Anchors and DNs

Each object has two different identifiers: an anchor and a dn.

Anchor

The anchor is used to identify an object in the remote directory and the definition is "immutable during the lifetime of an object". If the anchor attribute is changed, it should be treated by the sync engine as a delete of the object (and an add of a new object).

In the best case during delta import, the anchor is provided by the remote directory on every change (regardless of the DN). The reason is that it allows the sync engine to understand out-of-order changes reading a delta change log. As an example, think of Active Directory. During delta import, both the anchor and DN are provided in the delta stream. If the sync engine sees that the anchor value does not match the expected value for the DN, it assumed that there was a rename (or delete) of the original object and it hasn't seen that change yet. In Active Directory with replication, this can happen. The sync engine creates a "phantom" waiting for the other change to come it so it can resolve what to do with the older object.

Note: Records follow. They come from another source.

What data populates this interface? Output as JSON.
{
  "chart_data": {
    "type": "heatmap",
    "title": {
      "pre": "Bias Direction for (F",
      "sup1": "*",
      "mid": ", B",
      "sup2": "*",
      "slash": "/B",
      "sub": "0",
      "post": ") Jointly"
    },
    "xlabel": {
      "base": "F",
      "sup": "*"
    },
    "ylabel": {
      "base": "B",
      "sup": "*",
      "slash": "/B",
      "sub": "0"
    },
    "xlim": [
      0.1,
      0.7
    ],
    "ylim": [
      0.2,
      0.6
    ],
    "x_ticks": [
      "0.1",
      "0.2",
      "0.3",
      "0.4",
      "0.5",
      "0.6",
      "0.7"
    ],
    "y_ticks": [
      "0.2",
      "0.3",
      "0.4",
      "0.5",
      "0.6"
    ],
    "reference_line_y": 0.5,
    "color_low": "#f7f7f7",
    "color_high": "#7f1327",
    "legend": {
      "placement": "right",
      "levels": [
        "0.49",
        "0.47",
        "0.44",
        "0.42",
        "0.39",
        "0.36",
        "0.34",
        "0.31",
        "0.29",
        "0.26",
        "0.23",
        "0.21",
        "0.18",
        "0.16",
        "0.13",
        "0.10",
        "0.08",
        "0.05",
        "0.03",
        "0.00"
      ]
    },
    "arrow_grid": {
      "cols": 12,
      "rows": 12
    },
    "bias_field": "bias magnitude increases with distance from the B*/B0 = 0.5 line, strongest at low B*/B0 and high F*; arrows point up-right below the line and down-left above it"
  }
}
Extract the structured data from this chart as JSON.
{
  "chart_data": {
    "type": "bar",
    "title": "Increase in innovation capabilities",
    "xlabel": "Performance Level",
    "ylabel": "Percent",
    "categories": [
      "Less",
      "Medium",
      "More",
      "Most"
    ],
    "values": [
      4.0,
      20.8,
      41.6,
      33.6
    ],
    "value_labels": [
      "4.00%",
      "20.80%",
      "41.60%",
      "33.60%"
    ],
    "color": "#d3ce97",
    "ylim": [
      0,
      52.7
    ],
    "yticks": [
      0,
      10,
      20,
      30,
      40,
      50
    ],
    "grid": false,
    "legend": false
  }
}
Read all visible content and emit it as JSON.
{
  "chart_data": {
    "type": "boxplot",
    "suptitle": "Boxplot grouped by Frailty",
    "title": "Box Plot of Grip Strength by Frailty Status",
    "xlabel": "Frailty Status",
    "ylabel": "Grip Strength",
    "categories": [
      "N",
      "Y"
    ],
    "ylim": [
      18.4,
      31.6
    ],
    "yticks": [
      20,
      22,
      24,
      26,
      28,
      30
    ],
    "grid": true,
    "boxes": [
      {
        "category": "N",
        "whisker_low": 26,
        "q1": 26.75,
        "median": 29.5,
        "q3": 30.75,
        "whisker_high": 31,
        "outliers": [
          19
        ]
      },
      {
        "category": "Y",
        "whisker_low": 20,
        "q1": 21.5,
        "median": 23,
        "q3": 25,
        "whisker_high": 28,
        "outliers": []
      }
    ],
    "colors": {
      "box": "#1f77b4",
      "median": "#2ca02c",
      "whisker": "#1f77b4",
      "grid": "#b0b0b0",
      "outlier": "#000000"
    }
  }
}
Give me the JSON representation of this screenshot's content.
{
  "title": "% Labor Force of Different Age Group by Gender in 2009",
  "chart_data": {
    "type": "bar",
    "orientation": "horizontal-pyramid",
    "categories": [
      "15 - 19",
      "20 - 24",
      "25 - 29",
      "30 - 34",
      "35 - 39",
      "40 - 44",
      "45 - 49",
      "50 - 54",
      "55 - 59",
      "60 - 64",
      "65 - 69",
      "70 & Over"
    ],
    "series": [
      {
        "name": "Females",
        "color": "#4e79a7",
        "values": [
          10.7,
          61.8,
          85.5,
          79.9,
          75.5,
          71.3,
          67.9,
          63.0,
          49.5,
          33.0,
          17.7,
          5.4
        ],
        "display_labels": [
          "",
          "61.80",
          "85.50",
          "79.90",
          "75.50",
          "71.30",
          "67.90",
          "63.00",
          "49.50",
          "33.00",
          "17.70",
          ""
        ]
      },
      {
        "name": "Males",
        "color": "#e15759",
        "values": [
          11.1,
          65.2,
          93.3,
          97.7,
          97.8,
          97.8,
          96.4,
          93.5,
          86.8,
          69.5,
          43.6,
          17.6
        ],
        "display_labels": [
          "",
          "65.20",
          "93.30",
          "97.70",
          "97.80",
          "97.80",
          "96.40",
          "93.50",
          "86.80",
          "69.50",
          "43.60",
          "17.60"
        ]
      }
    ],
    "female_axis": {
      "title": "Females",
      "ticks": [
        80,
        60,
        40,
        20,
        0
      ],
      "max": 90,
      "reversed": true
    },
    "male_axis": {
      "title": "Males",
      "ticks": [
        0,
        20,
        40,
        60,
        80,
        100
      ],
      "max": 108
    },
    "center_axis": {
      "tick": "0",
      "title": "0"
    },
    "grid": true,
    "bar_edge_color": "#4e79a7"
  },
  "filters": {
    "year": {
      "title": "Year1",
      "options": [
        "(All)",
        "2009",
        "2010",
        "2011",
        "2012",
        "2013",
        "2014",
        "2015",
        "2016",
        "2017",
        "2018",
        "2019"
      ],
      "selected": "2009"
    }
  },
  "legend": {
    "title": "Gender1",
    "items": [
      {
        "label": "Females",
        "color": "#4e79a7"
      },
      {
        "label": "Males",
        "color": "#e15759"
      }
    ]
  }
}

Return anchor during export

When an object is provisioned into the connector space from the metaverse, the DN must always be provided. But the anchor might not be known. The anchor is commonly a GUID generated by the remote directory. A connector has the ability to return the anchor value back to the sync engine on export.

DN

The distinguished name (DN) attribute is used for how other objects should reference the object.

The connector space

Even if you use an ECMA2 DN-style that is not using DN, in the connector space database, the anchor is copied to the DN attribute by the sync engine to ensure both attributes are populated. In the sync engine database, the internal requirement is actually not what you might think - DN is required and anchor is not required.